The DNVP will be responsible for company-wide capital development projects, with frequent travel required in order to effectively lead and execute on team initiatives. Creativity, innovation, self-reliance, organization and relationship-driven thinking are keys to success in this position. This role is responsible for educating providers on the benefits of a surgical center investment and appropriately explaining the USPI value proposition and differentiators that make a partnership with USPI successful. All provider engagement is to be done in accordance with the Company's Standards of Conduct and policies and procedures, particularly those involving referral source arrangements
REQUIRED SKILLS:
Bachelor's Degree Required.
At least 7 years of experience in a field related to health system physician relations, pharmaceuticals, or medical devices
Extensive experience working with physicians and within healthcare organizations whose recognition and reputation for excellence and quality place them at or near the top of the healthcare delivery system.
Represent the organization at all times. Be supportive of other managers and set an example of high personal and professional conduct and integrity for employees and others.
Ability to identify strategic priorities and drive them to completion.
Embrace collaborative leadership style; ability to seek input and counsel from a wide constituency, without losing decisiveness or the ability to take action and inspire others to action, as appropriate.
OTHER REQUIREMENTS:
Exhibited success in a business development / sales role
Demonstrate excellent organizational, interpersonal, facilitation, and communication skills
Capacity to work independently with minimal supervision
Ability to travel up to 50% of time. Selected candidate will be required to pass a Motor Vehicle Record check.
#LI-CD1
RESPONSIBILITIES AND EXPECTATIONS
Lead the sourcing efforts for de novo projects by enhancing company sourcing strategy around people, process, and pipeline approach.

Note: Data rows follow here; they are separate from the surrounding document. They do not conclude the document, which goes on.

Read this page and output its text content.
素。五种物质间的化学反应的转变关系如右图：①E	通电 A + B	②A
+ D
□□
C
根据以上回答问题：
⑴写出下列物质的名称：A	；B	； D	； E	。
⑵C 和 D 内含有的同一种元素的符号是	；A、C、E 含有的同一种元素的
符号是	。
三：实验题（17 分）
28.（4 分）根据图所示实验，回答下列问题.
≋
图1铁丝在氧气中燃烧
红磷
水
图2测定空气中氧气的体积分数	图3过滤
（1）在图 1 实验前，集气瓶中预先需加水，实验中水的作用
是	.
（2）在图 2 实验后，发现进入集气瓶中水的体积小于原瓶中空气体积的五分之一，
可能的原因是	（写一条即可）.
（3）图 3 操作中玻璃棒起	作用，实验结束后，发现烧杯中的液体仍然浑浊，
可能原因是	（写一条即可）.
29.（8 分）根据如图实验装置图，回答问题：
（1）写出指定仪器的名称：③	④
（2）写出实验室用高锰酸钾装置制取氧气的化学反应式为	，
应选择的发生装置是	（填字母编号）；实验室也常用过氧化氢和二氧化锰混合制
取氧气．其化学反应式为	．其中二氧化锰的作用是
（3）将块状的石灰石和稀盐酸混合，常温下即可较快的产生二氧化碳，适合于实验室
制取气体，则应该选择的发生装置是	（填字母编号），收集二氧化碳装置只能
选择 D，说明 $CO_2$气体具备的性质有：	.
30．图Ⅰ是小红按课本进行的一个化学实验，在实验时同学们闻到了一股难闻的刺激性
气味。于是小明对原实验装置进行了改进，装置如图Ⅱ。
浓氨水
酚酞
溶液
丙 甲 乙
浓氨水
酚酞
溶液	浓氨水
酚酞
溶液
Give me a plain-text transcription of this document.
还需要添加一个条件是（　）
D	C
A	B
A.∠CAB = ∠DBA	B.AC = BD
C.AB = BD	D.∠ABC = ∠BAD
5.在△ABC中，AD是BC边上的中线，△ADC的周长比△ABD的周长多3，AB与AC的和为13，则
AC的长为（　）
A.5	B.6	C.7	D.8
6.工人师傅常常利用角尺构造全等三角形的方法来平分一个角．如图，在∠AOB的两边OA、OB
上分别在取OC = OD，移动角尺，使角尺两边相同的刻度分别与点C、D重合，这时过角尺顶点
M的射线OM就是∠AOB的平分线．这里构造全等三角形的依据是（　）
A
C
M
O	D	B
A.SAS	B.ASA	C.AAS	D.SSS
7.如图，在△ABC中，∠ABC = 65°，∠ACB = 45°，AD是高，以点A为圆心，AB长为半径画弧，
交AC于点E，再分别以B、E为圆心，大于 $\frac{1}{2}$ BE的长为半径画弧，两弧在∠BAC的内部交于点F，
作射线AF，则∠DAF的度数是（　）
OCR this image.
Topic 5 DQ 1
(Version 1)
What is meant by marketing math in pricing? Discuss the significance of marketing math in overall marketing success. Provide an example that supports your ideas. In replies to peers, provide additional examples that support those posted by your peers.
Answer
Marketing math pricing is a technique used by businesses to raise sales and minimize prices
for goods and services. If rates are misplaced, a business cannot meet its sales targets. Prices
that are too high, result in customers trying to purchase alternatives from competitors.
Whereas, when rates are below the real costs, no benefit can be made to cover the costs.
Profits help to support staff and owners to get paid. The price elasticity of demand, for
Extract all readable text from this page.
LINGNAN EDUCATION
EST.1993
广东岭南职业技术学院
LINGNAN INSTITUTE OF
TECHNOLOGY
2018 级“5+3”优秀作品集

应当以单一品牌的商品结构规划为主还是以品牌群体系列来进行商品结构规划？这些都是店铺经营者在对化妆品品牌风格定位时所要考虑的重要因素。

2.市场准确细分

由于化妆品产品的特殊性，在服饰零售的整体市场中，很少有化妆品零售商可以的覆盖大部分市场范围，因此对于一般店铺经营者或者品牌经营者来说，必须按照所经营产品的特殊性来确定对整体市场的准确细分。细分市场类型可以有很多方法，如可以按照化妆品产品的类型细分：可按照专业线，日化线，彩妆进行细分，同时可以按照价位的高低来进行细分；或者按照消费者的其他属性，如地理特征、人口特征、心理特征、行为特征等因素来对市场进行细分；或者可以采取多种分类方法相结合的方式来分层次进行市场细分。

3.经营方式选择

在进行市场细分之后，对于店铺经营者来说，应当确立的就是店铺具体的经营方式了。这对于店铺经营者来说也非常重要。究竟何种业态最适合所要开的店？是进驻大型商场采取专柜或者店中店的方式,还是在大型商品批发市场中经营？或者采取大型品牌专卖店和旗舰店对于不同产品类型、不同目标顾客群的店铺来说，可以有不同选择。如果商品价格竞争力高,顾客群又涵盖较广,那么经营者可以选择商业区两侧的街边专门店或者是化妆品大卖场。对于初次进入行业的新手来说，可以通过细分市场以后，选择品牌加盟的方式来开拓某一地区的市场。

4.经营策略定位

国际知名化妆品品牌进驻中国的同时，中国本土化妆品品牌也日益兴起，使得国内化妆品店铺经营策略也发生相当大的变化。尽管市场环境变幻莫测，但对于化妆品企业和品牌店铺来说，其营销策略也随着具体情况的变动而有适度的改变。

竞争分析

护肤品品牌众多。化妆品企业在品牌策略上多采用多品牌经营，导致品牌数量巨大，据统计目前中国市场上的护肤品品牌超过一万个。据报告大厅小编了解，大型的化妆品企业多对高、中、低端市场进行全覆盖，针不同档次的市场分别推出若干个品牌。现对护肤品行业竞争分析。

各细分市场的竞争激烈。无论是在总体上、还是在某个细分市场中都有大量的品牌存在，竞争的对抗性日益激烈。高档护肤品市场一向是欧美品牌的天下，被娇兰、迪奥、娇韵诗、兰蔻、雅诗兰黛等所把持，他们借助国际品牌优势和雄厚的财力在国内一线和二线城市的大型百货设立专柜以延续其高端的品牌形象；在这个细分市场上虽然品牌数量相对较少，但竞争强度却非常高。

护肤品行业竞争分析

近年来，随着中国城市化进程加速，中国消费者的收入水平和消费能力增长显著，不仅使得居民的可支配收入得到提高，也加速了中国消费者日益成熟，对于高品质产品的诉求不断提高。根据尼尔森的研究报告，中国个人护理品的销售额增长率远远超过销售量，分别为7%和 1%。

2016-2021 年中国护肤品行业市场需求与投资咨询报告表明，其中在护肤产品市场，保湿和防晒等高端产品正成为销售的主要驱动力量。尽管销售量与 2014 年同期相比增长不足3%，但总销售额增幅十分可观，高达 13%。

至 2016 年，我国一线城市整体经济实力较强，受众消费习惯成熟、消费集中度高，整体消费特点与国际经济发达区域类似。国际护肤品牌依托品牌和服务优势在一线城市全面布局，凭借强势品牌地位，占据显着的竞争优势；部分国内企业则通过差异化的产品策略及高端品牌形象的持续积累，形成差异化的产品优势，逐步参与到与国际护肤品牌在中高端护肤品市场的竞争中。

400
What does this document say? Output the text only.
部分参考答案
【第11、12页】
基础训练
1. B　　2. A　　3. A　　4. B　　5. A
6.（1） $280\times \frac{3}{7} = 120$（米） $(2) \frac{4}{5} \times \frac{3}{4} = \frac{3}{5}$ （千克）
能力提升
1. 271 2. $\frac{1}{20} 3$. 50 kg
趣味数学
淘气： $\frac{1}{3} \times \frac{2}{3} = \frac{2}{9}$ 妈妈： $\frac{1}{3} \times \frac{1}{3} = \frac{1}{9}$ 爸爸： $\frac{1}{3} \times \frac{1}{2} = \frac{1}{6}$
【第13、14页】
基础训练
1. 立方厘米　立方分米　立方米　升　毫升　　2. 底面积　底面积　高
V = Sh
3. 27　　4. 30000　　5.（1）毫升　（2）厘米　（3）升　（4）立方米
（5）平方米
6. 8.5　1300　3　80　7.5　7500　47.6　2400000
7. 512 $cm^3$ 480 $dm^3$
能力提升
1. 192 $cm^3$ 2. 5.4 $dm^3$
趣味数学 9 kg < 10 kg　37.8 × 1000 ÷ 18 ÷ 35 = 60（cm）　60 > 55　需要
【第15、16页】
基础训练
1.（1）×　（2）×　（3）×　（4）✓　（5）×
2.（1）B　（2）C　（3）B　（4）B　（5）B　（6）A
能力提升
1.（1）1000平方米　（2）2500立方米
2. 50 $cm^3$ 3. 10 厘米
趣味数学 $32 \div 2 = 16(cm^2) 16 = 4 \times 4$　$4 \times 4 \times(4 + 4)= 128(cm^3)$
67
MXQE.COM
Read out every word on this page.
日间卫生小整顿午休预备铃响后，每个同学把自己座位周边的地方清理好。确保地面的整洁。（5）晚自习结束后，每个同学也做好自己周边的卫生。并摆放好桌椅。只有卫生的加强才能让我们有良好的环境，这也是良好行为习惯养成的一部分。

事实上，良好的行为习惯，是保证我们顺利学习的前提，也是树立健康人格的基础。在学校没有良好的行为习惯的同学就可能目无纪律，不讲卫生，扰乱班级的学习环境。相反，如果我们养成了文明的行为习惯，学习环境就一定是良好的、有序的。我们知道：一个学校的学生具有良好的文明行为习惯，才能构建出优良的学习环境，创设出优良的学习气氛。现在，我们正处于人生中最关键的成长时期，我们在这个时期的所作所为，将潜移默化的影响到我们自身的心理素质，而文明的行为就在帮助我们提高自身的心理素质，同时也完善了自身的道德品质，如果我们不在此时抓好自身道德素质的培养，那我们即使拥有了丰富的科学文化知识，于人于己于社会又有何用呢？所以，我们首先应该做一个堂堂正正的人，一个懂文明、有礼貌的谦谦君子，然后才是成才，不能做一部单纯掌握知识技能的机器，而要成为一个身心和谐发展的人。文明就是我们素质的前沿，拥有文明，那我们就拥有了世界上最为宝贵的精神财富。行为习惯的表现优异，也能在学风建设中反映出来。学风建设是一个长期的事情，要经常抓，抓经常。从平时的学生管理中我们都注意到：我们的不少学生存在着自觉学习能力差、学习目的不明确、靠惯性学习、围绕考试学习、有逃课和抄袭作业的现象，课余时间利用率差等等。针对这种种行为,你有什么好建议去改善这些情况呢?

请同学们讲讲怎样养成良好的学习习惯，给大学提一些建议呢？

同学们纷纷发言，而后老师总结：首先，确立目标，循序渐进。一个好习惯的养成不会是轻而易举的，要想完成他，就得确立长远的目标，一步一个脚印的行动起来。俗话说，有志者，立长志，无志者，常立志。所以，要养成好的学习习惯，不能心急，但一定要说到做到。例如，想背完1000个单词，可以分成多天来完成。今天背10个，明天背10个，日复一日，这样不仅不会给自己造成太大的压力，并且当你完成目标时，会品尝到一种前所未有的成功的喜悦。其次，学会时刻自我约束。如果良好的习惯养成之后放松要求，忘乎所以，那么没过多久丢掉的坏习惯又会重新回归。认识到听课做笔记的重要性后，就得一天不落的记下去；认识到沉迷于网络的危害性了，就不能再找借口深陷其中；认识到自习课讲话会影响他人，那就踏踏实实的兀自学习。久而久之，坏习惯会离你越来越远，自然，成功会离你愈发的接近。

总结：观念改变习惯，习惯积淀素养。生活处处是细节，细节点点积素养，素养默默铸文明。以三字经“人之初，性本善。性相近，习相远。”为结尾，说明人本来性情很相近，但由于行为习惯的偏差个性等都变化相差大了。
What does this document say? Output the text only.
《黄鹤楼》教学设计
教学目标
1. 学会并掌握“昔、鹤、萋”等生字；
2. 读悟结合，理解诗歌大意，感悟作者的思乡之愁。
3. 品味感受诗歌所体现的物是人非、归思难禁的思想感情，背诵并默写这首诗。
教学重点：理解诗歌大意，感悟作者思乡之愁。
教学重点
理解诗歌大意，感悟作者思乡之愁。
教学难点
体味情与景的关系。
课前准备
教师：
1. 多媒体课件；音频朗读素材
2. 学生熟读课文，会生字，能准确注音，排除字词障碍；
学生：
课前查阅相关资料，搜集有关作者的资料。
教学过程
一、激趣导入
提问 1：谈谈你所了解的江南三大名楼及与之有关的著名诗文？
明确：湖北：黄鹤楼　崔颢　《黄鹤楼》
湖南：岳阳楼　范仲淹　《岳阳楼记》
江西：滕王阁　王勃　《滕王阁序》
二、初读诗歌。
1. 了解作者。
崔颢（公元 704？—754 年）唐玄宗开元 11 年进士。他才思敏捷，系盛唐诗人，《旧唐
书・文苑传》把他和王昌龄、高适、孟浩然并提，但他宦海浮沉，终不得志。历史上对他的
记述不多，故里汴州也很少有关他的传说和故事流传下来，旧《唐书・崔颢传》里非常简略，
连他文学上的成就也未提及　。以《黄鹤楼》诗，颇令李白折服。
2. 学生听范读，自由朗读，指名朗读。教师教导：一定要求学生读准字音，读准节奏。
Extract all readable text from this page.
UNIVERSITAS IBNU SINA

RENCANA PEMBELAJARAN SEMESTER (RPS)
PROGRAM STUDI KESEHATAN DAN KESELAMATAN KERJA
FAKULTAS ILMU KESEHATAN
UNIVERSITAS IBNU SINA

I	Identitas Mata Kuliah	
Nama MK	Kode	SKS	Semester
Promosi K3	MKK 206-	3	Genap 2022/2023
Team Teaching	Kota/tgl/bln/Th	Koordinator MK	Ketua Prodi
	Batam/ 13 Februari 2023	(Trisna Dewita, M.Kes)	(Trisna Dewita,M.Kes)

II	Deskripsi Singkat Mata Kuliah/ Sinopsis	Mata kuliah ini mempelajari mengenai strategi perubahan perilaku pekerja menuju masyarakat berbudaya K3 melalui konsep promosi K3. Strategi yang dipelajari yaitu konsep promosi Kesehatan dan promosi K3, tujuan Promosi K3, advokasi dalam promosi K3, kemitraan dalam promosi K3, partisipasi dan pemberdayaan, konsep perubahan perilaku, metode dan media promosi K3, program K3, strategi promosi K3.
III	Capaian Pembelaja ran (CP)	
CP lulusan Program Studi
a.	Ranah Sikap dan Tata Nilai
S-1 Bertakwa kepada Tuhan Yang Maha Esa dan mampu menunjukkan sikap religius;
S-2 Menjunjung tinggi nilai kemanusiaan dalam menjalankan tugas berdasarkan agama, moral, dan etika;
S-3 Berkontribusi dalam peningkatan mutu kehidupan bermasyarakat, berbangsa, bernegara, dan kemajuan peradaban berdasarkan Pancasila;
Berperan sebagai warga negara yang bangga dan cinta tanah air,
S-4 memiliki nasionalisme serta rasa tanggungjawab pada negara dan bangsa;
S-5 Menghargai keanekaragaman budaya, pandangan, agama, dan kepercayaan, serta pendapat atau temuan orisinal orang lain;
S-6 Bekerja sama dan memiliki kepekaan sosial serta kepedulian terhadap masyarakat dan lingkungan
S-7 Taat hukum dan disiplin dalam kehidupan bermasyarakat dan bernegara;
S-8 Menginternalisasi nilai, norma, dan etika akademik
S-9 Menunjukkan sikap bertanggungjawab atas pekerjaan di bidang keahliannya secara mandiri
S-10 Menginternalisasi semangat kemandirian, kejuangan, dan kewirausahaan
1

Assess market dynamics, physician practice trends, and competition to inform and prioritize strategies around new facility demand and growth.
Research physicians to understand the decision making behind facility selection and other ASC and / or hospital relationships the providers may have. This information should inform provider engagement.
Maintain a robust pipeline of active external physician recruits, effectively communicate USPI centers' value proposition, and facilitate new physician starts at USPI centers
Foster, nurture, and maintain relationships with USPI's potential and existing physician partners to drive new opportunities for the company.
Maintain latest knowledge of the market hospital, ambulatory surgery, and provider landscape in the defined market service area.
Assist in the formation of JV partnerships and the syndication of ownership interests to physicians, including financial projections, preparation of syndication documents, etc.
Identify and help guide process improvement opportunities across de novo sourcing and execution.
Partner with USPI business leaders before, during and after projects are complete to ensure they make strategic sense, fit with forward-looking business plans, and are integrated smoothly and fully optimized.